Skip to contents

This convenience function retrieves the row(s) with the highest confidence value within each time interval. It can also limit the results to a specific time interval if specified.

Usage

get_top_prediction(data, filter = NULL)

Arguments

data

A data frame with columns 'start', 'end', 'scientific_name', 'common_name', and 'confidence'. This data frame is typically the output from predictions_to_df.

filter

A list containing 'start' and 'end' values to filter the data before calculation.

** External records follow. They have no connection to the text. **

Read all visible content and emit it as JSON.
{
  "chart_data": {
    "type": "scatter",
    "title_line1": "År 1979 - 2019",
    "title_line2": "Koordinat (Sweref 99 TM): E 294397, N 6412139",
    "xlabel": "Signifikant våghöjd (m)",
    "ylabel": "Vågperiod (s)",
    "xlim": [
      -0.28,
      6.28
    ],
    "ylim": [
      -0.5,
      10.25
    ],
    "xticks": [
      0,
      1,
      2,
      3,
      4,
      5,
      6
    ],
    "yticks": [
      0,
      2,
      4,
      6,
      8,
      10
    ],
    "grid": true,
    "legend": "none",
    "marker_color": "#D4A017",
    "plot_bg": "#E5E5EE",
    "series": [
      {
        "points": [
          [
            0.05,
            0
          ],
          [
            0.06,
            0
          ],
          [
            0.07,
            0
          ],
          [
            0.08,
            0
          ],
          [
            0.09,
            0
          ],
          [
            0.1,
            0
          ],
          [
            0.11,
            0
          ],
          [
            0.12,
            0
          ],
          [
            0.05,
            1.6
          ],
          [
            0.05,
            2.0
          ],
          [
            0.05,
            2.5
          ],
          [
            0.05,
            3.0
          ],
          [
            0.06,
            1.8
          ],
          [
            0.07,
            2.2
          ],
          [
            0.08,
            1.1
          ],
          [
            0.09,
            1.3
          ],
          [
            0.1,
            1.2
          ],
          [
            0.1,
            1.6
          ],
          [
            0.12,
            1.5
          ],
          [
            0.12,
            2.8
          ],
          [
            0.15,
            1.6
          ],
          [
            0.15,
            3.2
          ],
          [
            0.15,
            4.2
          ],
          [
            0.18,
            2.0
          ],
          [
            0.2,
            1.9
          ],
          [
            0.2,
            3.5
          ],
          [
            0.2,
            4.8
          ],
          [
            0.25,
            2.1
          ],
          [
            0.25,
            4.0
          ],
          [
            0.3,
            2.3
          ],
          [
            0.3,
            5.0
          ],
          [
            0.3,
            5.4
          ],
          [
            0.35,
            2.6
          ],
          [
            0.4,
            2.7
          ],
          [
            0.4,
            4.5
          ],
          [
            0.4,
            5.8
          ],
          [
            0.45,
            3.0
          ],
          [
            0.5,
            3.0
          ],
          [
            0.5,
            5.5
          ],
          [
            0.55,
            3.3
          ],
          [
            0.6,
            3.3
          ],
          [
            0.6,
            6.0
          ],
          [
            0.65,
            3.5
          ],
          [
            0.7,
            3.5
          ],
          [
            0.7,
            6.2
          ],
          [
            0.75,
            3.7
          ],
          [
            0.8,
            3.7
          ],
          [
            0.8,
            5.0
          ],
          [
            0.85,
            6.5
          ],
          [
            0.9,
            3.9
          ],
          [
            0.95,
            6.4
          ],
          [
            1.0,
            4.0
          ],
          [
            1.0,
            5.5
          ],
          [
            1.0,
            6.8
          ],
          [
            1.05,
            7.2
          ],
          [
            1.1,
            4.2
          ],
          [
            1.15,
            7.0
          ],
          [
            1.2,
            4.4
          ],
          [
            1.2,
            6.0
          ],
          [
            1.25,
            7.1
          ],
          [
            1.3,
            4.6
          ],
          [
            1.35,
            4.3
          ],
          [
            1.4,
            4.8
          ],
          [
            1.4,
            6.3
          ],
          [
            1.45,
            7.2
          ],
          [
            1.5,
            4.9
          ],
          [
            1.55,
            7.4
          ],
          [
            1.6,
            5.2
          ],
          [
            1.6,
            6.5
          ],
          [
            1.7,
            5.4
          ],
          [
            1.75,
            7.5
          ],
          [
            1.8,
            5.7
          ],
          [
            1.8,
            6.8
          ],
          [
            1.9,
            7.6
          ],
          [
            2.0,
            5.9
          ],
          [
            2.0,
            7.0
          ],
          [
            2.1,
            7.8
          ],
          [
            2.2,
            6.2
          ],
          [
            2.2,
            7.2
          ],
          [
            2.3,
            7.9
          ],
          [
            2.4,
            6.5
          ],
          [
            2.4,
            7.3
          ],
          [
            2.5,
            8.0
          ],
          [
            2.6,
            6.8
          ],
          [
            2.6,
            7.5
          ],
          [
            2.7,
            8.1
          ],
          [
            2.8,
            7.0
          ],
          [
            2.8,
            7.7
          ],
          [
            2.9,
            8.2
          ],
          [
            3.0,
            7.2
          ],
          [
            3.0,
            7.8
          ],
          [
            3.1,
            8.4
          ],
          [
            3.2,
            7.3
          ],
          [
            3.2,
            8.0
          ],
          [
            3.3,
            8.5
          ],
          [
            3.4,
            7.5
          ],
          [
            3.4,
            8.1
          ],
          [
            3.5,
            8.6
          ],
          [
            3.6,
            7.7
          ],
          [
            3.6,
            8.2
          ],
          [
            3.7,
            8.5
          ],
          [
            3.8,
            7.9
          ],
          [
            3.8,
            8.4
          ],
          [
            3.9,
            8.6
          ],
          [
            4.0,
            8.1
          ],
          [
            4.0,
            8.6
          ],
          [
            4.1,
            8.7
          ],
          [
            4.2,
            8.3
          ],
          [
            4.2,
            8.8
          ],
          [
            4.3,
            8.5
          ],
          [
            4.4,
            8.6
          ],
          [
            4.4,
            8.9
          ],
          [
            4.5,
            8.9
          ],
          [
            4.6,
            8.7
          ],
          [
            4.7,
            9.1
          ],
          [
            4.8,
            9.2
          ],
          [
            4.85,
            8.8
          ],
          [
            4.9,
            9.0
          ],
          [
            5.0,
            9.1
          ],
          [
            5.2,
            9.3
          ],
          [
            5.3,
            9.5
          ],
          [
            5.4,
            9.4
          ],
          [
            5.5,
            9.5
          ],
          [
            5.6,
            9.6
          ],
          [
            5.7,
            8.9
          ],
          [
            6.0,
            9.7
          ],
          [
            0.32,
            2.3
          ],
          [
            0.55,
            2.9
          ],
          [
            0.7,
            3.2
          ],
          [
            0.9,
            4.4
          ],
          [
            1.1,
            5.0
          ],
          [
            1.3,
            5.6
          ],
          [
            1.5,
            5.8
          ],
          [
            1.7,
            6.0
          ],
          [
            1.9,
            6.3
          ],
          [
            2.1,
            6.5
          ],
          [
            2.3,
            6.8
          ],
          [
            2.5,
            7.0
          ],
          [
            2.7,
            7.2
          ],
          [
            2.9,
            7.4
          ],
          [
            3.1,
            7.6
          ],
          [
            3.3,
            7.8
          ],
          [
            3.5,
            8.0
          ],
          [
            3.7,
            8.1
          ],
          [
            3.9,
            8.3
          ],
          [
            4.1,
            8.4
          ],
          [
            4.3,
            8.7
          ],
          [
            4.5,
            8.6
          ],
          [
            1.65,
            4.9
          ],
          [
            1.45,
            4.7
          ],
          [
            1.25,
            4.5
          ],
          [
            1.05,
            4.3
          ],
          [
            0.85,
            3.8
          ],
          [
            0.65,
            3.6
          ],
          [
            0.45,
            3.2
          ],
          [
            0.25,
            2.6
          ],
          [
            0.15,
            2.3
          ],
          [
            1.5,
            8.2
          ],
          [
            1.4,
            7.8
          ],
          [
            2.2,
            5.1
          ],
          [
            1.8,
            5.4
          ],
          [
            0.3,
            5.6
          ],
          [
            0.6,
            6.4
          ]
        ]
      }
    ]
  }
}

If NULL, the function processes all time intervals.

Value

A data frame containing the rows with the highest confidence per group or for the specified interval.

Examples

if (FALSE) { # interactive()
# Example data
data <- data.frame(
  start = c(0, 0, 1, 1, 2, 2),
  end = c(1, 1, 2, 2, 3, 3),
  scientific_name = c(
    "Species A",
    "Species B",
    "Species A",
    "Species B",
    "Species A",
    "Species B"
  ),
  common_name = c(
    "Common A",
    "Common B",
    "Common A",
    "Common B",
    "Common A",
    "Common B"
  ),
  confidence = c(0.1, 0.2, 0.5, 0.3, 0.7, 0.8)
)
data

# Get top prediction for each time interval
get_top_prediction(data)

# Get top prediction for a specific time interval
get_top_prediction(data, filter = list(start = 1, end = 2))

# The same thing can be done using dplyr
# data |>
#    dplyr::group_by(start, end) |>
#    dplyr::slice_max(order_by = confidence)
}